Embora se embaralhe ao tentar emular
simultaneamente o charme escapista de Ian Fleming e o realismo impiedoso de John
Le Carré, Partida Fria contorna esta crise de identidade ao realçar os limites
dos seus personagens. E este talvez seja o grande trunfo do filme. Ao longo da
trama é fácil se perguntar quantos grandes conflitos foram “evitados” por homens
e mulheres de carne e osso. Por mais que o visual dos agentes seja requintado,
uma abordagem típica dos clássicos de James Bond, os atos deles são frios e calculados,
no melhor estilo O Espião Que Sabia Demais (2011). Todos estão expostos. Todos
estão vulneráveis. Os gadgets de espionagem e contraespionagem nos levam para
uma época de bastante desconfiança. À medida que Mansky se vê mergulhado numa
partida que valia muito mais do que o orgulho do seu país, Lukasz Kosmicki realça
a sensação de paranoia e constante vigilância. O contexto, aliás, é bem
trabalhado pelo roteiro. Ao situar o longa na Polônia, um dos países mais
devastados pela Segunda Guerra Mundial, o cineasta amplifica a sensação de
volatilidade.
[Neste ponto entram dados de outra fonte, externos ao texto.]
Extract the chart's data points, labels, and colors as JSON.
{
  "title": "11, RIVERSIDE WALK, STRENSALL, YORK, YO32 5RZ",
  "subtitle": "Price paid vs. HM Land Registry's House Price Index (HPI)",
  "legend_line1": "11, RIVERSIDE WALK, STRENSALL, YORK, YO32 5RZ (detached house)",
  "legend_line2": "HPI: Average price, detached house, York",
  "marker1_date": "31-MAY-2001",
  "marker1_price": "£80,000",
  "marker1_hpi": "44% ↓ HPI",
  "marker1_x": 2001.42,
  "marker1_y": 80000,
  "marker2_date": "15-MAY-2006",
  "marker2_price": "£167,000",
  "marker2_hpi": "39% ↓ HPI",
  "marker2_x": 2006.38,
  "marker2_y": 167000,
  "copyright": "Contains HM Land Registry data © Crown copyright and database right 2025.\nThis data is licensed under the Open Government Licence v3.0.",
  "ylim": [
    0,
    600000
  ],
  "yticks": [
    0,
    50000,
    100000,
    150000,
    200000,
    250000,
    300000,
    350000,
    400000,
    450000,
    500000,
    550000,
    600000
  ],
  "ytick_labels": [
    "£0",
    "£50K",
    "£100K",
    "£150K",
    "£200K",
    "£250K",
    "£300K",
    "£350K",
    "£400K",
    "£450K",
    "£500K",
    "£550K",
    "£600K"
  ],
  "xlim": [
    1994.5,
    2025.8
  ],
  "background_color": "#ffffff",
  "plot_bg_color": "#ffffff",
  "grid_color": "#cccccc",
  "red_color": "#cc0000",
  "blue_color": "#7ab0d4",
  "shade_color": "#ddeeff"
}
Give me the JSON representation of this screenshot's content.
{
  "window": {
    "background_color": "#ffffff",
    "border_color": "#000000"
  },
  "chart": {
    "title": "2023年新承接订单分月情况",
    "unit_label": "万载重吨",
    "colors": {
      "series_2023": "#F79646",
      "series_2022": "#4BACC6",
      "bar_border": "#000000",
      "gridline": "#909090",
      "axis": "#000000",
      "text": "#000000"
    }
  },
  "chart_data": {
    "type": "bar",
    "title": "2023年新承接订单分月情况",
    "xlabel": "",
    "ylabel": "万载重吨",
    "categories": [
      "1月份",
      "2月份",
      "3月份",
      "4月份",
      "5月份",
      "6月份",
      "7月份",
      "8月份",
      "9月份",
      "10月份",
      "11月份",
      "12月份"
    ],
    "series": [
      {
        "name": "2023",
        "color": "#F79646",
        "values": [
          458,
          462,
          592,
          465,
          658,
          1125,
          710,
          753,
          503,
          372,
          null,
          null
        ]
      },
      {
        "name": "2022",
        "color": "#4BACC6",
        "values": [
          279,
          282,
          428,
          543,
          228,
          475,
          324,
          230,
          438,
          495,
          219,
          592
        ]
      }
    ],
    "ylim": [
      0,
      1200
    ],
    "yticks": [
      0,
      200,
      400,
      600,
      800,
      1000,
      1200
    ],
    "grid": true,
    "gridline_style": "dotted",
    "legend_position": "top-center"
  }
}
Era aquilo que eles queriam evitar. Nem o mais impiedoso dos exércitos
se equivaleria a ameaça atômica. É aqui, por outro lado, que Partida Fria
esbarra no exagero. Para justificar o estado de constante embriaguez de Mansky,
o longa o superestima ao colocá-lo no centro de algo muito maior. O problema,
na verdade, não está nem na opção em si, mas no parco desenvolvimento deste
arco dramático. As feridas da Segunda Guerra do protagonista poderiam ser bem mais plausíveis. Menos mal que, ao contrário das
expectativas, o thriller em nenhum momento se rende aos clichês redentórios. O
que torna este excesso menos danoso.
Num todo, porém, estamos diante
de um protagonista bem mais oco do que o filme precisava para ir além. Partida Fria reduz o
tormento de John Manski ao seu segredo. Na ânsia de protegê-lo, o longa peca ao
não se aprofundar nos sentimentos deste homem quebrado pelo seu passado. Ao
sugerir um ‘background’ complexo e até trágico, Jonasz Kosmicki precisava
entregar algo mais sólido. Um estudo de personagem mais intenso. O que não
acontece aqui. Bill Pullman, por sua vez, compensa parte deste problema com uma
performance humana. A sua força nasce da sua fragilidade. O carismático ator
nos faz crer na genialidade de Manski, na angústia dele diante do perigo e na
sua utilidade dentro deste jogo de xadrez entre nações. O elenco como um todo,
aliás, cumpre bem a sua missão. Com um claro valor de produção, a expressiva
direção de arte combinada com a fria fotografia em tons cor de vinho de Pawel
Edelman elevam o nível do longa, Partida Fria remonta um dos conflitos mais
ambíguos da história recente global numa obra intrigante, esperta e a sua
maneira alarmista. No fim, a ameaça atômica ainda segue viva, desta vez num
mundo em que enxadristas infiltrados dificilmente teriam alguma utilidade.